I enjoy supporting decision-makers who are working to protect human health and the environment, adapt to climate change, and build community resilience with limited resources. In data-rich environments, I develop new methodologies that allow resource managers to access and work with large amounts of data in a flexible way. When data are lacking, I manage assessments that incorporate the experience of local stakeholders into collaborative decision support tools.
Dr. Julie Blue (she/her/hers), ERG’s principal hydrologist, has more than two decades of experience in environmental research for federal agencies related to groundwater, surface water, stormwater, drinking water, wastewater, hazardous waste, and climate change.

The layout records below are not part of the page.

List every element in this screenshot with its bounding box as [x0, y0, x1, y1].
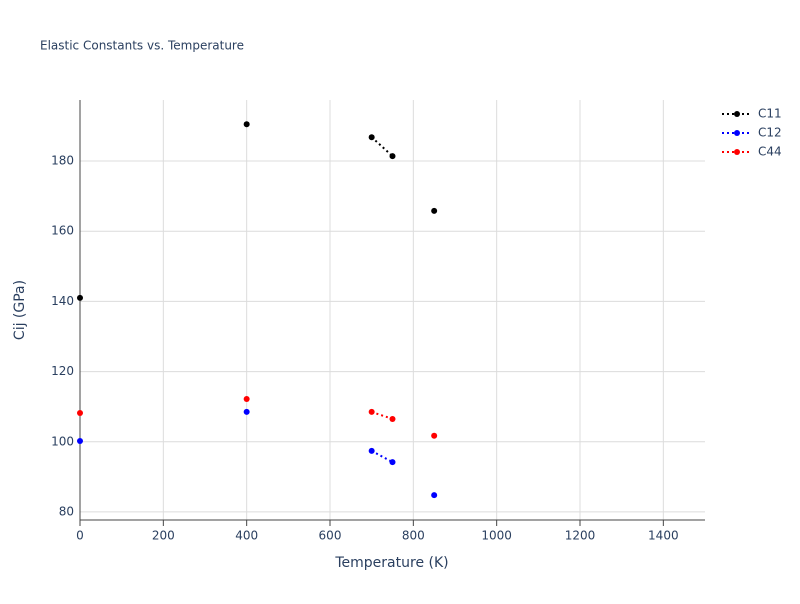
x-tick-label: 400	[235, 529, 258, 543]
x-tick-label: 1400	[648, 529, 679, 543]
data-point	[77, 294, 83, 301]
x-axis-title: Temperature (K)	[334, 555, 448, 571]
data-point	[368, 134, 375, 141]
x-tick-label: 1200	[565, 529, 596, 543]
data-point	[389, 153, 396, 160]
y-tick-label: 100	[51, 434, 74, 448]
data-point	[77, 409, 83, 416]
legend-marker	[734, 111, 740, 117]
y-tick-label: 140	[51, 294, 74, 308]
y-tick-label: 180	[51, 154, 74, 168]
x-tick-label: 1000	[481, 529, 512, 543]
data-point	[431, 432, 438, 439]
data-point	[243, 395, 250, 402]
data-point	[431, 492, 438, 499]
x-tick-label: 600	[319, 529, 342, 543]
x-tick-label: 200	[152, 529, 175, 543]
legend-marker	[734, 130, 740, 136]
chart-title: Elastic Constants vs. Temperature	[40, 39, 244, 53]
x-tick-label: 0	[76, 529, 84, 543]
data-point	[368, 447, 375, 454]
series-line	[371, 410, 393, 420]
y-axis-title: Cij (GPa)	[12, 280, 28, 340]
legend-marker	[734, 149, 740, 155]
legend-label: C12	[758, 126, 782, 140]
data-point	[368, 408, 375, 415]
y-tick-label: 120	[51, 364, 74, 378]
data-point	[243, 121, 250, 128]
y-tick-label: 160	[51, 224, 74, 238]
data-point	[243, 408, 250, 415]
legend-label: C11	[758, 107, 782, 121]
legend-label: C44	[758, 145, 782, 159]
data-point	[431, 207, 438, 214]
y-tick-label: 80	[59, 504, 74, 518]
series-line	[370, 136, 394, 157]
data-point	[389, 459, 396, 466]
data-point	[389, 415, 396, 422]
x-tick-label: 800	[402, 529, 425, 543]
series-line	[371, 449, 393, 463]
data-point	[77, 438, 83, 445]
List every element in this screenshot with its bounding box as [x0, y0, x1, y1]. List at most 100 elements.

She has supported the U.S. Environmental Protection Agency’s Office of Research and Development for many years as a principal investigator and contract manager for a wide variety of research projects.
At ERG, she leads diverse projects on groundwater protection and remediation. These include developing a state-of-the-science report on enhanced aquifer recharge of stormwater, an analysis of how lead isotopes in soils can be used to understand the sources of lead contamination, a tool for screening risks posed by aquifer exemption areas, and an evaluation of the remedial technologies available for treating groundwater contamination at former smelting sites. She also has extensive experience developing tools for conducting climate change vulnerability assessments and planning for adaptation. She led a six-year project for the U.S. Army Corps of Engineers to develop a groundbreaking web-based climate change vulnerability assessment tool, now being deployed by the U.S. Army. She was a key contributor to the fourth National Climate Assessment and continues to provide her expertise in support of city, county, state, and national climate adaptation efforts.
Julie holds a B.A. in English and mathematics from Swarthmore College, an M.A. in English from Indiana University, and an M.S. in Earth sciences from the University of California, Santa Cruz. She received her Ph.D. in engineering (hydrology) from the University of Arizona. She is a member of the scientific research society Sigma Xi, and spends her free time hiking, coaching Suzuki cello, and contributing to citizen science.